Americans love their cars. According to the Kelley Blue Book, Americans own their cars an average of four to five years, as of publication, and couples with multiple drivers or vehicles are likely to buy new cars even more frequently. Buying new cars every few years is costly, so finding ways to reduce the cost of car ownership is essential for couples looking to stretch their budgets. Understanding the factors that influence auto loan interest rates provides insight into getting better rates and reducing the overall cost of car ownership.
Your credit score is a number based on your debt payment history lenders use to assess whether to approve a loan. Your credit score is the single most important factor in determining loan rates that you can influence yourself.
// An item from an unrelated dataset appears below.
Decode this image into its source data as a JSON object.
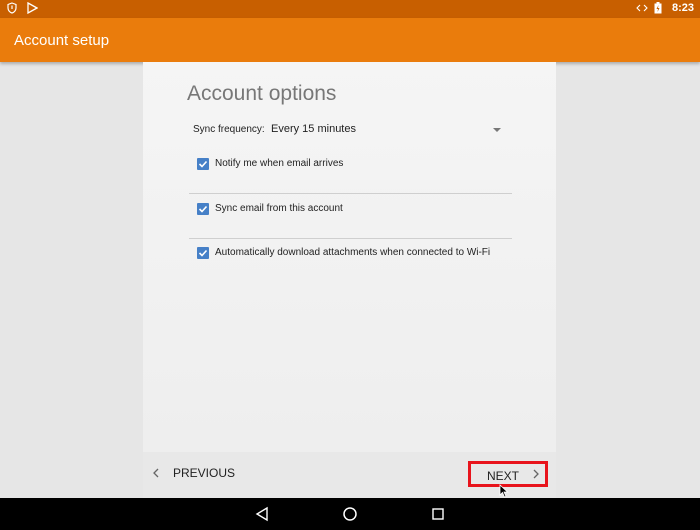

According to the Fair Isaac Corporation, a borrower with a credit score in range of 720 to 850 could get an interest rate of 3.6 percent on an a 36 month auto loan, as of publication, while those credit scores below 660 faced interest rates in excess of 10 percent.
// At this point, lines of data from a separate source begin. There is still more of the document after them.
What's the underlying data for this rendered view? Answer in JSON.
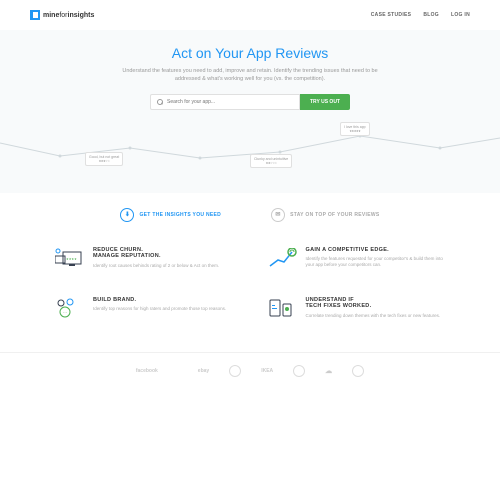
{
  "header": {
    "logo_bold": "mine",
    "logo_light": "for",
    "logo_end": "insights",
    "nav": [
      "CASE STUDIES",
      "BLOG",
      "LOG IN"
    ]
  },
  "hero": {
    "title": "Act on Your App Reviews",
    "subtitle": "Understand the features you need to add, improve and retain. Identify the trending issues that need to be addressed & what's working well for you (vs. the competition).",
    "search_placeholder": "Search for your app...",
    "cta": "TRY US OUT",
    "bubbles": [
      {
        "text": "Good, but not great",
        "stars": "★★★☆☆"
      },
      {
        "text": "Clunky and unintuitive",
        "stars": "★★☆☆☆"
      },
      {
        "text": "I love this app",
        "stars": "★★★★★"
      }
    ]
  },
  "tabs": [
    {
      "icon": "⬇",
      "label": "GET THE INSIGHTS YOU NEED"
    },
    {
      "icon": "✉",
      "label": "STAY ON TOP OF YOUR REVIEWS"
    }
  ],
  "features": [
    {
      "title": "REDUCE CHURN.\nMANAGE REPUTATION.",
      "desc": "Identify root causes behinds rating of 2 or below & Act on them."
    },
    {
      "title": "GAIN A COMPETITIVE EDGE.",
      "desc": "Identify the features requested for your competitor's & build them into your app before your competitors can."
    },
    {
      "title": "BUILD BRAND.",
      "desc": "Identify top reasons for high raters and promote those top reasons."
    },
    {
      "title": "UNDERSTAND IF\nTECH FIXES WORKED.",
      "desc": "Correlate trending down themes with the tech fixes or new features."
    }
  ],
  "brands": [
    "facebook",
    "",
    "ebay",
    "intel",
    "IKEA",
    "",
    "",
    ""
  ]
}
When you take out an auto loan, you can choose a how quickly out pay off the debt. Auto loans usually last 36 months, 48 months or 60 months. Choosing to pay off a loan over a longer period of time can result in facing higher interest rates on a loan. Auto loan data provided by the Fair Isaac Corporation show that loan rates for those with high credit scores were 3.61 percent for 36-month loans, 3.65 for 48-month loans and 3.7 percent for 60-month loans, as of publication.
Monetary policy describes actions that the federal government takes to control the money supply, interest rate and inflation in the economy. The U.S. Federal Reserve sets an interest rate called the "federal funds rate" which determines the interest rates banks charge one another for loans of reserves. Banks tend to base the interest rates they charge on consumer loans on the federal funds rate, so the Fed’s decisions can affect interest rates on auto loans, mortgages on other debts.
Inflation is the rate at which prices are increasing in an economy. Lenders charge interest on loans, in part, to counteract inflation. For example, if prices increase at 3 percent a year, banks can charge 4 percent annual interest on loans to ensure they have more money in the future. Lenders are willing to set interest rates lower when inflation is low, while high inflation can lead to higher interest rates.